The Cobweb

“I’m calling an ambulance,” Clyde said. He went over and picked up the phone. It was dead.

 

“Didn’t pay my bill,” Mr. Frost said. “Paid all my money to the alimony.”

 

“Then we have to get you to a hospital,” Clyde said. “Come on.”

 

He went over and picked up Mr. Frost in a fireman’s carry, slinging the old man over his shoulders like a bag of charcoal briquettes, and carried him out to the station wagon. Mr. Frost had gone limp, so Clyde buckled him in to keep him upright. Then he started the engine and punched the gas and sent the Murder Car chortling through deep gravel onto the road, southbound.

 

The next farmhouse was just half a mile down the road, but Clyde figured that he could get to the hospital faster than he could call up an ambulance and have them come out there, so he just drove into Wapsipinicon at about a hundred miles per hour, noting with professional embarrassment that no sheriff cars even noticed this breach of posted speed limits.

 

He came into town on U.S. 30, which was known as Lincoln Way in populated areas, passed the main campus on the left, then the mile-wide parking lot of the Events Center, with the auditorium and then Twister Stadium and then the coliseum rising out of the asphalt, past the Twister’s outdoor and indoor practice fields, then hung a screaming left onto Knapp Avenue and went up about half a dozen blocks and pulled into the medical center, following the red signs to the emergency room at Methodist Hospital, which was so brand-new and so good that it was not called an emergency room but a trauma center. Clyde could find the trauma center with his eyes closed; he went there all the time, on business.

 

He did not feel it would be decent to leave the grounds until he knew how things turned out with Mr. Frost. But he also knew from experience that drinking foul, watery coffee in the hospital cafeteria was not a good way to kill time, and so, after a decent interval had passed, he parked the wagon in the visitor lot and went for a stroll.

 

A few moments’ walk took him down into the greenbelt along the Wapsipinicon. A bike path ran along the bank, with occasional bizarre-looking suspension bridges (engineering-student projects) over to the EIU campus on the opposite side. Clyde strolled across one of these and soon found himself on the sculptured quadrangle of the two-year-old marble-sheathed Henry Scheidelmann AgriScience Research Center, the House That Larsen Built. It was a campus within a campus, free from the unwashed mobs of undergraduates who thronged the rest of the university’s twenty-five hundred acres, populated mostly by foreigners with stratospheric IQs.

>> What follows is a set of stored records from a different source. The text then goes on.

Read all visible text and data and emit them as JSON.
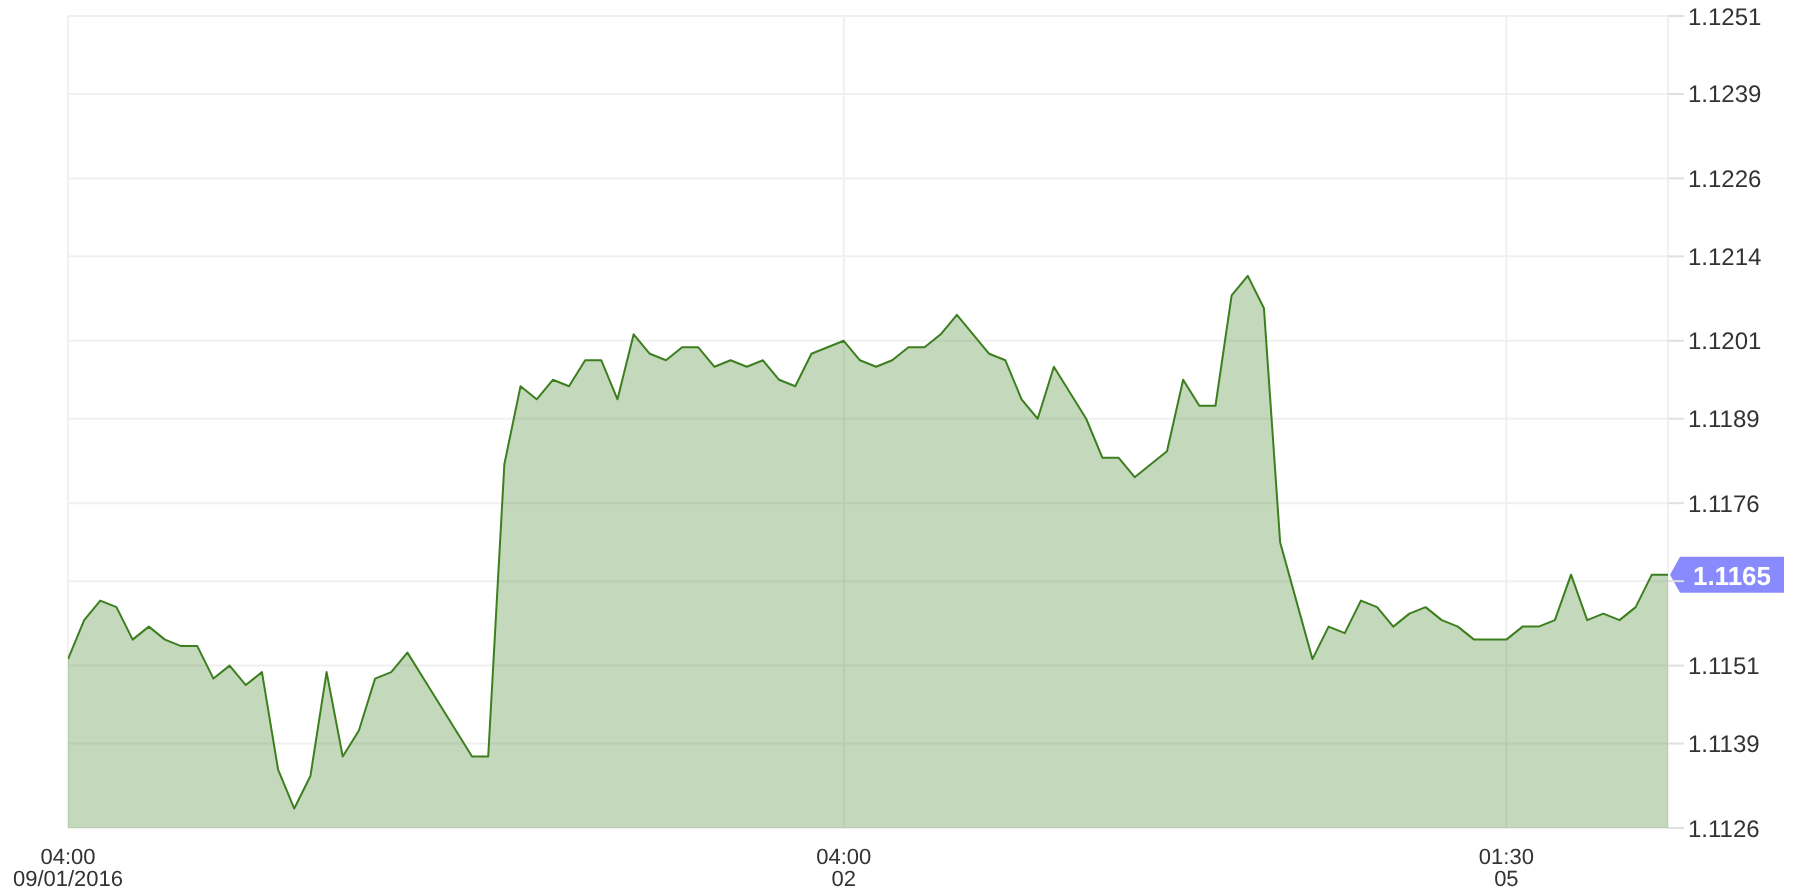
{
  "chart_data": {
    "type": "area",
    "categories": [
      "04:00\n09/01/2016",
      null,
      null,
      null,
      null,
      null,
      null,
      null,
      null,
      null,
      null,
      null,
      null,
      null,
      null,
      null,
      null,
      null,
      null,
      null,
      null,
      null,
      null,
      null,
      null,
      null,
      null,
      null,
      null,
      null,
      null,
      null,
      null,
      null,
      null,
      null,
      null,
      null,
      null,
      null,
      null,
      null,
      null,
      null,
      null,
      null,
      null,
      null,
      "04:00\n02",
      null,
      null,
      null,
      null,
      null,
      null,
      null,
      null,
      null,
      null,
      null,
      null,
      null,
      null,
      null,
      null,
      null,
      null,
      null,
      null,
      null,
      null,
      null,
      null,
      null,
      null,
      null,
      null,
      null,
      null,
      null,
      null,
      null,
      null,
      null,
      null,
      null,
      null,
      null,
      null,
      "01:30\n05",
      null,
      null,
      null,
      null,
      null,
      null,
      null,
      null,
      null,
      null
    ],
    "series": [
      {
        "color": "#3d7f1f",
        "values": [
          1.1152,
          1.1158,
          1.1161,
          1.116,
          1.1155,
          1.1157,
          1.1155,
          1.1154,
          1.1154,
          1.1149,
          1.1151,
          1.1148,
          1.115,
          1.1135,
          1.1129,
          1.1134,
          1.115,
          1.1137,
          1.1141,
          1.1149,
          1.115,
          1.1153,
          1.1149,
          1.1145,
          1.1141,
          1.1137,
          1.1137,
          1.1182,
          1.1194,
          1.1192,
          1.1195,
          1.1194,
          1.1198,
          1.1198,
          1.1192,
          1.1202,
          1.1199,
          1.1198,
          1.12,
          1.12,
          1.1197,
          1.1198,
          1.1197,
          1.1198,
          1.1195,
          1.1194,
          1.1199,
          1.12,
          1.1201,
          1.1198,
          1.1197,
          1.1198,
          1.12,
          1.12,
          1.1202,
          1.1205,
          1.1202,
          1.1199,
          1.1198,
          1.1192,
          1.1189,
          1.1197,
          1.1193,
          1.1189,
          1.1183,
          1.1183,
          1.118,
          1.1182,
          1.1184,
          1.1195,
          1.1191,
          1.1191,
          1.1208,
          1.1211,
          1.1206,
          1.117,
          1.1161,
          1.1152,
          1.1157,
          1.1156,
          1.1161,
          1.116,
          1.1157,
          1.1159,
          1.116,
          1.1158,
          1.1157,
          1.1155,
          1.1155,
          1.1155,
          1.1157,
          1.1157,
          1.1158,
          1.1165,
          1.1158,
          1.1159,
          1.1158,
          1.116,
          1.1165,
          1.1165
        ]
      }
    ],
    "ylim": [
      1.1126,
      1.1251
    ],
    "yticks": [
      1.1126,
      1.1139,
      1.1151,
      {
        "value": 1.1164,
        "label": null
      },
      1.1176,
      1.1189,
      1.1201,
      1.1214,
      1.1226,
      1.1239,
      1.1251
    ],
    "annotations": [
      "1.1165"
    ],
    "grid": true
  }
}
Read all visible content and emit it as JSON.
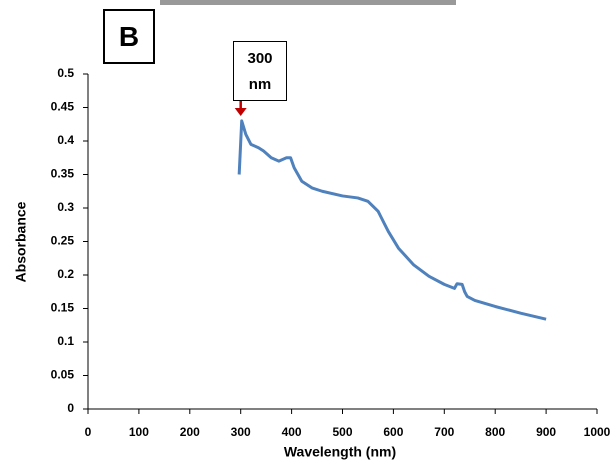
{
  "chart_data": {
    "type": "line",
    "panel_label": "B",
    "annotation": "300 nm",
    "x_label": "Wavelength (nm)",
    "y_label": "Absorbance",
    "x": [
      297,
      302,
      310,
      320,
      335,
      345,
      360,
      375,
      390,
      398,
      405,
      420,
      440,
      460,
      500,
      530,
      550,
      570,
      590,
      610,
      640,
      670,
      700,
      720,
      725,
      735,
      740,
      745,
      760,
      800,
      850,
      900
    ],
    "series": [
      {
        "name": "Absorbance",
        "color": "#4f81bd",
        "values": [
          0.35,
          0.43,
          0.41,
          0.395,
          0.39,
          0.385,
          0.375,
          0.37,
          0.375,
          0.375,
          0.36,
          0.34,
          0.33,
          0.325,
          0.318,
          0.315,
          0.31,
          0.295,
          0.265,
          0.24,
          0.215,
          0.198,
          0.186,
          0.18,
          0.187,
          0.186,
          0.175,
          0.168,
          0.162,
          0.153,
          0.143,
          0.134
        ]
      }
    ],
    "xlim": [
      0,
      1000
    ],
    "xticks": [
      0,
      100,
      200,
      300,
      400,
      500,
      600,
      700,
      800,
      900,
      1000
    ],
    "ylim": [
      0,
      0.5
    ],
    "yticks": [
      0,
      0.05,
      0.1,
      0.15,
      0.2,
      0.25,
      0.3,
      0.35,
      0.4,
      0.45,
      0.5
    ],
    "arrow_x": 300,
    "arrow_color": "#c00000",
    "grid": false
  }
}
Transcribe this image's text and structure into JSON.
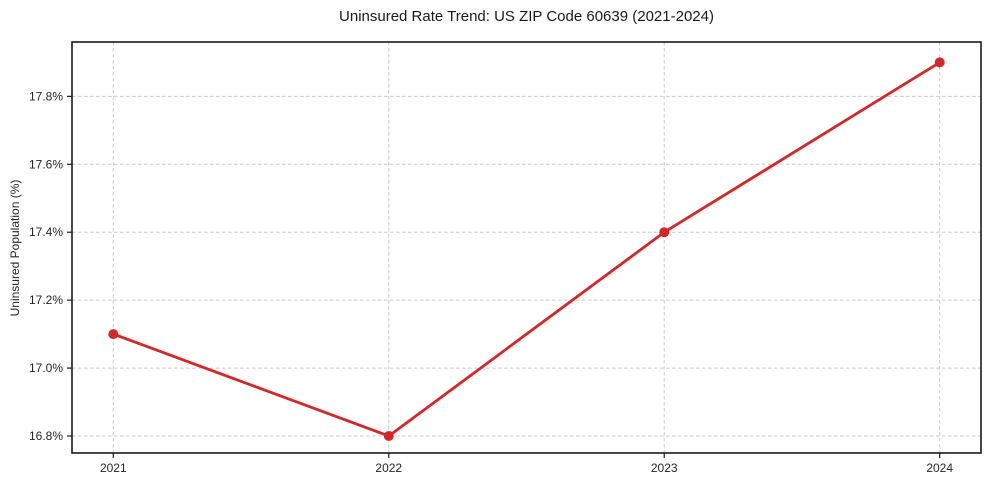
{
  "chart_data": {
    "type": "line",
    "title": "Uninsured Rate Trend: US ZIP Code 60639 (2021-2024)",
    "xlabel": "",
    "ylabel": "Uninsured Population (%)",
    "x": [
      2021,
      2022,
      2023,
      2024
    ],
    "values": [
      17.1,
      16.8,
      17.4,
      17.9
    ],
    "xticks": {
      "values": [
        2021,
        2022,
        2023,
        2024
      ],
      "labels": [
        "2021",
        "2022",
        "2023",
        "2024"
      ]
    },
    "yticks": {
      "values": [
        16.8,
        17.0,
        17.2,
        17.4,
        17.6,
        17.8
      ],
      "labels": [
        "16.8%",
        "17.0%",
        "17.2%",
        "17.4%",
        "17.6%",
        "17.8%"
      ]
    },
    "xlim": [
      2020.85,
      2024.15
    ],
    "ylim": [
      16.75,
      17.96
    ],
    "grid": true,
    "grid_style": "dashed",
    "legend": false,
    "line_color": "#d62728",
    "marker_color": "#d62728",
    "grid_color": "#c9c9c9",
    "axis_color": "#1a1a1a",
    "tick_color": "#1a1a1a",
    "tick_label_color": "#262626",
    "background_color": "#ffffff"
  }
}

Clyde sat down on a bench that said it had been donated by the government of Nigeria and watched them coming and going in their dashikis and saris and turbans and white lab coats, and wondered whether Frank Frost was still alive, and if he was, whether he had any idea that a place like this existed just a few minutes’ drive away from the run-down farm where he had chosen to seclude himself from the world.

 

Clyde sat on that bench for fifteen minutes, watching the foreign students come and go, and thinking not about Frank Frost but about the missing Marwan Habibi.

 

He stood up, stretched, then ambled into the main entrance of the Scheidelmann. He dawdled around the giant electric globe for a few minutes, looking at the electric pins thrust into so many exotic parts of it, every one of them a place where Eastern Iowa University had somehow got itself tangled up with some other nation’s government and laws. He consulted a map on the wall and made his way into the Sinzheimer Wing, then up to the third floor, to door 304, which had been sealed off with yellow crime-scene tape.

 

“Can I help you?” said a voice. An American voice. Clyde looked up, startled, to see a young man standing there, holding an unopened can of Coke and a small bag of chips. He was about Clyde’s height but probably forty or fifty pounds lighter. He had large pale-blue eyes and strawberry-blond hair and a history of acne that was not entirely history. He had an alert, birdlike look about him.

 

“Pardon?” Clyde said.

 

“You’ve been standing here for ten minutes,” the man said. “I’m Kevin Vandeventer. That’s my lab right there.” He nodded at the adjoining room.

 

“Clyde Banks,” Clyde said, and shook Kevin Vandeventer’s hand. Then, as an afterthought, he added, “Deputy county sheriff and candidate for sheriff.”

 

“Oh. So you’re here on the investigation.”

 

Clyde remembered something. “You talked to the Wapsipinicon detectives already, didn’t you?” Clyde had read the report of Vandeventer’s interview during his recent efforts to play catch-up and not look like a complete idiot.